Democracy is in danger, warns Theresa May - Parliament Matters podcast, Episode 35

17 May 2024
©Hansard Society/Roger Harris
©Hansard Society/Roger Harris

In a powerful Churchill Attlee Lecture commemorating the Hansard Society's 80th anniversary, former Prime Minister Theresa May delivered a stark warning about the state of democracy. She expressed grave concerns about the waning trust in democratic institutions, particularly among young people.

Theresa May emphasised the urgent need for a culture of service in politics, criticizing the culture of exceptionalism at Westminster and the notion that MPs are above the law. She called for politicians to diligently serve their constituents and criticized career politicians lacking experience outside Westminster. May also stressed the importance of ministerial responsibility, urging politicians to refrain from blaming civil servants when policies encounter issues. Furthermore, she highlighted areas where the legislative and parliamentary process could be improved to ensure MPs are more effective representatives in the future.

This week, we also got a tantalizing glimpse of Labour's parliamentary strategy in a speech by Lucy Powell MP, the Shadow Leader of the House of Commons. Powell outlined Labour’s plans for legislative processes if they come to power, revealing insights into the workings of a shadow Parliamentary and Business Legislation Committee designed to stress-test legislative proposals. She hinted at potential reforms in parliamentary procedure and advocated for greater use of pre-legislative scrutiny.

A dramatic Commons vote at the start of the week shifted the threshold for excluding MPs from Westminster accused of serious crimes from the point of charge to the point of arrest. Labour MP Jess Phillips delivered a powerful speech, sharing victims' voices and emphasizing the need for stronger safeguards.

The pivotal moment came with Lib Dem Chief Whip Wendy Chamberlain MP’s amendment, which passed by one vote. This amendment proposed earlier exclusion to protect the safety of those on the parliamentary estate. Chamberlain reveals the behind-the-scenes efforts and cross-party collaboration that led to the successful amendment. We discuss the implications of the vote and why it's likely that the House of Commons will need to revisit the rules for proxy voting by MPs because of this week’s drama.

  • What does former Prime Minister Theresa May MP think about the state of our democracy, politics and Parliament?

  • What are Labour's plans for Parliament if they win the next election?

  • When and how will MPs be excluded from the parliamentary estate if they are accused of serious violent and sexual offences?

  • How did MPs across parties combine to lower the threshold on the House of Commons Commission's proposal to exclude MPs from the estate at the point of arrest rather than charge?

  • Why might the House of Commons need to revisit the rules for proxy voting because of the decision on risk-based exclusion?

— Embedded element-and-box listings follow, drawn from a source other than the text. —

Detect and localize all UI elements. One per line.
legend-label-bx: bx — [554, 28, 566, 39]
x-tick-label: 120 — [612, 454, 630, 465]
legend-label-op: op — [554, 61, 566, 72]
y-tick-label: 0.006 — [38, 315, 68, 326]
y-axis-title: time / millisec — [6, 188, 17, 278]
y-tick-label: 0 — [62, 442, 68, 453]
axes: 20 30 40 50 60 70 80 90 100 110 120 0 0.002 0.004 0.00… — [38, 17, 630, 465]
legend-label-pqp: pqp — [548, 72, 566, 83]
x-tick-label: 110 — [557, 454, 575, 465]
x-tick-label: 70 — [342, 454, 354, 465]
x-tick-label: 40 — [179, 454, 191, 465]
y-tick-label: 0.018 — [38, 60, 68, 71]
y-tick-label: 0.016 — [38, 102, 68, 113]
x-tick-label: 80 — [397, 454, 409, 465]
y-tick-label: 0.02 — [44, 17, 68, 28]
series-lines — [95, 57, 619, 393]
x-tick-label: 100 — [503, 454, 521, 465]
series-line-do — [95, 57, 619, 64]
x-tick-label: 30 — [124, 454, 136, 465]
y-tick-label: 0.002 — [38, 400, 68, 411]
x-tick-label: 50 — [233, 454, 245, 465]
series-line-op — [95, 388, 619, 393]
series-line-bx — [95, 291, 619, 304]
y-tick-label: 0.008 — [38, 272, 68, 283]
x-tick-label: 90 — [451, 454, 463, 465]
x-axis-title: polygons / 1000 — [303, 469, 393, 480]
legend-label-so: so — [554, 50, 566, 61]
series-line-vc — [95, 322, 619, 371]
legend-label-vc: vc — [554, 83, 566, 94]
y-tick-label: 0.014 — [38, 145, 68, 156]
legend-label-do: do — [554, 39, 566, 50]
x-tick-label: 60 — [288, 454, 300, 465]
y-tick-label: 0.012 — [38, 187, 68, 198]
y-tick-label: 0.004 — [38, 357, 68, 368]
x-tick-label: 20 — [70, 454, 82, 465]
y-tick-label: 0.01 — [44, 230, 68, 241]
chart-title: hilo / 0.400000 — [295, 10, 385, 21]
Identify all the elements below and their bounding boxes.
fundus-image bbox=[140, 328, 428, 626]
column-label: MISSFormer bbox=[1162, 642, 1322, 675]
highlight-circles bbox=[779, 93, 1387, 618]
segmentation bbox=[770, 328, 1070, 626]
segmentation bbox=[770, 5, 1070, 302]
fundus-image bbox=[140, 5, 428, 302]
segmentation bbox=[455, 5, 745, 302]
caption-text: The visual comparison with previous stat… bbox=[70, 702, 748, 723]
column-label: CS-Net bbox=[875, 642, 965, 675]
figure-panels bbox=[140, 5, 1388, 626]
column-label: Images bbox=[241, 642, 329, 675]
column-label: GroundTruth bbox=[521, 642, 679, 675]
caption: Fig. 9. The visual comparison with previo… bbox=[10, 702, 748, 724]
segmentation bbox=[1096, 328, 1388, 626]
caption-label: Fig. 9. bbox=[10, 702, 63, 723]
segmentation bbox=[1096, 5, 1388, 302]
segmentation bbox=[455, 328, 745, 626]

Parliament Matters is supported by the Joseph Rowntree Charitable Trust

Parliament Matters is supported by a grant from the Joseph Rowntree Charitable Trust, a Quaker trust which engages in philanthropy and supports work on democratic accountability.

©UK Parliament

Wendy Chamberlain is the Liberal Democrat Member of Parliament for North East Fife. She was first elected to Parliament at the 2019 general election and has served as the Liberal Democrat Chief Whip and Spokesperson for Work and Pensions since 2020. She currently sits on the Scottish Affairs Select Committee and on the Speaker's Conference, which was set up in 2022 to consider the employment conditions of MPs' staff. Wendy is also the co-chair of the All-Party Parliamentary Group on Ending the Need for Foodbanks. During her time in Parliament she successfully sponsored a Private Members' Bill - the Carer's Leave Act 2023 - which created an entitlement for employees to be absent from work to provide or arrange care for a dependent. Before entering Parliament, she spent 12 years serving as a police officer.

Hansard Society

Institute for Government


House of Commons Commission

Please note, this transcript is automatically generated. There are consequently minor errors and the text is not formatted according to our style guide. If you wish to reference or cite the transcript copy below, please first check against the audio version above. Timestamps are provided above each paragraph.

Welcome to Parliament Matters, the podcast about the institution at the heart of our democracy, Parliament itself. I'm Ruth Fox and I'm Mark D'Arcy. Coming up, Theresa May warns democracy is in danger in the inaugural Hansard Society Churchill-Attlee Democracy Lecture. Suddenly, people are asking how Labour would govern. And this week we got a couple of glimpses of their strategy for Parliament. 00:00:40:22 - 00:00:57:01 And behind the scenes in the Commons knife edge vote on excluding MPs accused of violent or sexual crimes. "I've only been on the side of a winning vote, maybe once, maybe twice, since I was elected." 00:00:59:11 - 00:01:23:12 But first, Ruth, I think we really do have to talk about Theresa May's warning about confidence in democracy in the Churchill-Attlee Lecture. This is the start of the Hansard Society's 80th anniversary celebrations, and the former Prime Minister was actually rather downbeat about the state of our democracy at the moment, about particularly the lack of trust for democratic institutions amongst younger people. And the figures that she was producing were really quite alarming.